La sera di sabato 27 novembre si è tenuto, ospitato dall’Unione Musicale, il secondo concerto della serie Next Generation. Gli interpreti, Fabiola Tedesco al violino e Paolo Tedesco al violoncello, hanno ampiamente dimostrato la loro abilità e sensibilità deliziandoci con un programma spettacolare e particolare. Tecnicamente eccellenti, hanno dimostrato entrambi un abilissimo utilizzo dell’arco e delle varie tecniche dei loro strumenti, senza dare segni di stanchezza e cali di qualità del suono. Assolutamente lodevole è inoltre la fluidità dei loro movimenti, che non hanno tradito la minima difficoltà dimostrando una notevole sprezzatura e intesa con loro stessi e con l’altro. Il violoncellista ha dimostrato fin da subito decisione nei gesti e nel suono, particolarmente evidente nel proprio brano solistico. La violinista invece ha mostrato una sorta di percorso in crescendo, un climax tecnico ed espressivo particolarmente apprezzabile: ha infatti iniziato presentando anch’essa controllo e precisione sublimi, ma con una delicatezza dei gesti particolare. Ha proseguito rinforzando per poi esplodere nel suo brano solistico, particolarmente complesso ed elaborato, sfociando in una gestualità più marcata che ha mantenuto precisamente lo stile iniziale: ci ha dimostrato una sintonia meravigliosa con il proprio strumento, come fosse parte del suo corpo. Da sottolineare è certamente anche l’intento espressivo infuso nella loro esecuzione. Il programma che ci è stato presentato comprendeva brani con sonorità particolari, psichedeliche e colme di tensione. Questi elementi, uniti alla loro abilità, hanno dato origine ad un clima particolarmente intrigante e curioso, che teneva il fiato sospeso ad ogni nota. Ciascuna di esse aveva il giusto peso ed ogni elemento la corretta importanza, marcando spesso tratti dissonanti che mantenevano vivo l’interesse per l’ascolto. Notevolmente precise e piacevoli all’ascolto le variazioni dinamiche.
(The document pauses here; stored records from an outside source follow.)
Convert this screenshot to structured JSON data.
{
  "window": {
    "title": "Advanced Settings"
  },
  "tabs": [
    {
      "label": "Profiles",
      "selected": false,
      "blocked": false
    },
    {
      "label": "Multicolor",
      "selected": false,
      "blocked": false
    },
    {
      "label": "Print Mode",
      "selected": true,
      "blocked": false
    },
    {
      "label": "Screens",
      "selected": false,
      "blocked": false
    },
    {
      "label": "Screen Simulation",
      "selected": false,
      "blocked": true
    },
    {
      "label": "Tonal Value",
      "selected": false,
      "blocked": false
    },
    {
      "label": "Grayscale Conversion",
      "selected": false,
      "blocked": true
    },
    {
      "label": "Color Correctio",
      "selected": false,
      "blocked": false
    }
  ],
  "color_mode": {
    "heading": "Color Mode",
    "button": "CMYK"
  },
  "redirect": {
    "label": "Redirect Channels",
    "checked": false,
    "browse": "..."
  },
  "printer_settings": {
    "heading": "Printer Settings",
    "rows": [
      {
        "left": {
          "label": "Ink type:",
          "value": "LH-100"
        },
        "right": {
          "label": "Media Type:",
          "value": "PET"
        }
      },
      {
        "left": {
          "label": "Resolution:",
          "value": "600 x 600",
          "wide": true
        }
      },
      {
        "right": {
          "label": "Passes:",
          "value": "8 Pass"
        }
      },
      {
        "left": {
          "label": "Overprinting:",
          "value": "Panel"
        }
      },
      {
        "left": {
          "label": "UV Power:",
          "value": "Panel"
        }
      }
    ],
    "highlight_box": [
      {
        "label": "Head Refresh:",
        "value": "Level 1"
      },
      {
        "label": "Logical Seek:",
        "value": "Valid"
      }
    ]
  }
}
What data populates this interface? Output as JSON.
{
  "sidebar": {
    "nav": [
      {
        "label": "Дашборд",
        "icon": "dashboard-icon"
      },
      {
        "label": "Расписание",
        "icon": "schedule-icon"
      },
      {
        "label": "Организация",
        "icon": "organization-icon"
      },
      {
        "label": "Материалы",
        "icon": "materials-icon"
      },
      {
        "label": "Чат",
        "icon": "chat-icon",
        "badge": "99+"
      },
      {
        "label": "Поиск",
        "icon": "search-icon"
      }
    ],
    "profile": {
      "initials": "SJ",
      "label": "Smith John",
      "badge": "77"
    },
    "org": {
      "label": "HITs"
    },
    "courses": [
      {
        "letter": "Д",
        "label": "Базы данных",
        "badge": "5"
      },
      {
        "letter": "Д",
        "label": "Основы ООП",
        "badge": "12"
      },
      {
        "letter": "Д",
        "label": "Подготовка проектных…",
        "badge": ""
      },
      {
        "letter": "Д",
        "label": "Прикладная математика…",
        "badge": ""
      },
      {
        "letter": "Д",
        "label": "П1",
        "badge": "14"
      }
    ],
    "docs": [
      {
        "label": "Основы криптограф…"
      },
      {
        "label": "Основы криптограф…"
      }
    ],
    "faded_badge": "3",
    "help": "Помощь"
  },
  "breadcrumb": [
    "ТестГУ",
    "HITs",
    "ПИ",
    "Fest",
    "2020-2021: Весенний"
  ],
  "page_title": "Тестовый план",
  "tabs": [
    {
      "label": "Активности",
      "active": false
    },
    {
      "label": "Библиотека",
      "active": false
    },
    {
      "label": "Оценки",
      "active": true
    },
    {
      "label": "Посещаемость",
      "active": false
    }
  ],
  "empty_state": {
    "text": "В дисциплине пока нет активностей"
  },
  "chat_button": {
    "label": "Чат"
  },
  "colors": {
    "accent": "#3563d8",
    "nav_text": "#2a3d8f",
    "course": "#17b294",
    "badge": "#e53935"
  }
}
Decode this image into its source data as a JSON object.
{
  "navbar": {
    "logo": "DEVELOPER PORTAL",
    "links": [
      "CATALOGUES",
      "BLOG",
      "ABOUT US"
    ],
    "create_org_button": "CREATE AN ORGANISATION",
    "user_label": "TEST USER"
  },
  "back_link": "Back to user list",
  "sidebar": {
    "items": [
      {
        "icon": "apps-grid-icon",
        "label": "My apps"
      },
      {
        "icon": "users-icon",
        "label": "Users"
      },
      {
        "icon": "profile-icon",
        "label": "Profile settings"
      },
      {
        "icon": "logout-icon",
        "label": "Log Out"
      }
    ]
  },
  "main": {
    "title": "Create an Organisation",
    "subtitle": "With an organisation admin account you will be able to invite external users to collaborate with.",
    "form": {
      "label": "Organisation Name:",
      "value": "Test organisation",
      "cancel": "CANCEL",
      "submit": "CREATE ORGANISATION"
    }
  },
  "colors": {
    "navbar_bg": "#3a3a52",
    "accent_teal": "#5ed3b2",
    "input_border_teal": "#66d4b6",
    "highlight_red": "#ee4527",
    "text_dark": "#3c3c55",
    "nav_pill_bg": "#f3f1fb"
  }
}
Queste insieme all’esecuzione dei pizzicati (la cui precisione mi ha colpito particolarmente), sono sempre state perfettamente coordinate, sottolineando l’enorme comunicazione fra gli esecutori e gli strumenti, raggiungendo vette elevatissime nella sonata di Ravel. Tecnica eccellente, sublime interpretazione e intesa che rasenta la perfezione sono dunque gli elementi che hanno permeato la serata, mostrandoci due musicisti certamente molto giovani ma che sanno come destreggiarsi in ambito professionistico.

di Samuele De Salvo


Finalmente il pubblico può tornare in sala a riascoltare i concerti, così l’Unione Musicale per valorizzare i giovani concertisti invita a suonare il duo formato da Fabiola e Paolo Tedesco. Il tutto accade il 27 Novembre nella raccolta location del Teatro Vittoria (Torino) che offre uno spazio intimo e raccolto dove il pubblico si sente cullato fin dall’entrata in sala. I fratelli Tedesco si rendono subito simpatici al pubblico dall’entrata sul palco, sorridendo generosamente a tutti. Inoltre portano un programma impegnativo e non sempre apprezzato dal grande pubblico. Il primo brano che vanno ad eseguire è il “duo per violino e violoncello” di Schulhoff. I giovani musicisti trasportano il pubblico in un ambiente sognante che li fa viaggiare lontani da quell’accogliente sala. Gli acuti leggerissimi del violino sembrano quasi delle gocce d’acqua che rimbalzano sui bassi del violoncello. Inoltre la grande espressività degli esecutori agevola la fruizione del brano che avvolge l’ascoltatore. Successivamente vengono eseguiti due brani del repertorio solistico così da valorizzare i due strumenti separatamente: la “sonata per violoncello” op. 25 n. 3 di Hindemith e la “sequenza VIII per violino” di Berio. Paolo Tedesco riesce a trasmettere tutta la potenza del violoncello mentre Fabiola Tedesco riesce ad adattarsi pienamente al pezzo di Berio rendendo efficacemente le dinamiche così da tenere lo spettatore sospeso. Concludono poi con la “sonata per violino e violoncello” di Ravel dove gli esecutori dimostrano pienamente la loro sintonia e la loro sicurezza anche nei passaggi più complessi, facendoli sembrare semplici. Il pubblico applaude calorosamente i due fratelli, i quali sono riusciti a scaldare la fredda serata del 27 Novembre e a riportare speranza nella musica dal vivo dopo un periodo di chiusura.

di Maya Germena

Fast fashion: cos'è e i suoi danni

di Emma Bersotti

Dopo un anno di quarantena in cui l’outfit più ricercato era al massimo un completo in tuta, ora la moda è più in fermento che mai. Le tendenze si susseguono senza sosta e variano sempre di più per stile e materiali utilizzati. Tutti vogliono essere al passo con la moda, sperimentare nuovi stili, osare con look sempre più futuristici, ma soprattutto vogliono spendere poco. Ecco dunque che si giunge a parlare di fast fashion, tema sempre più attuale e controverso… ma cos’è davvero?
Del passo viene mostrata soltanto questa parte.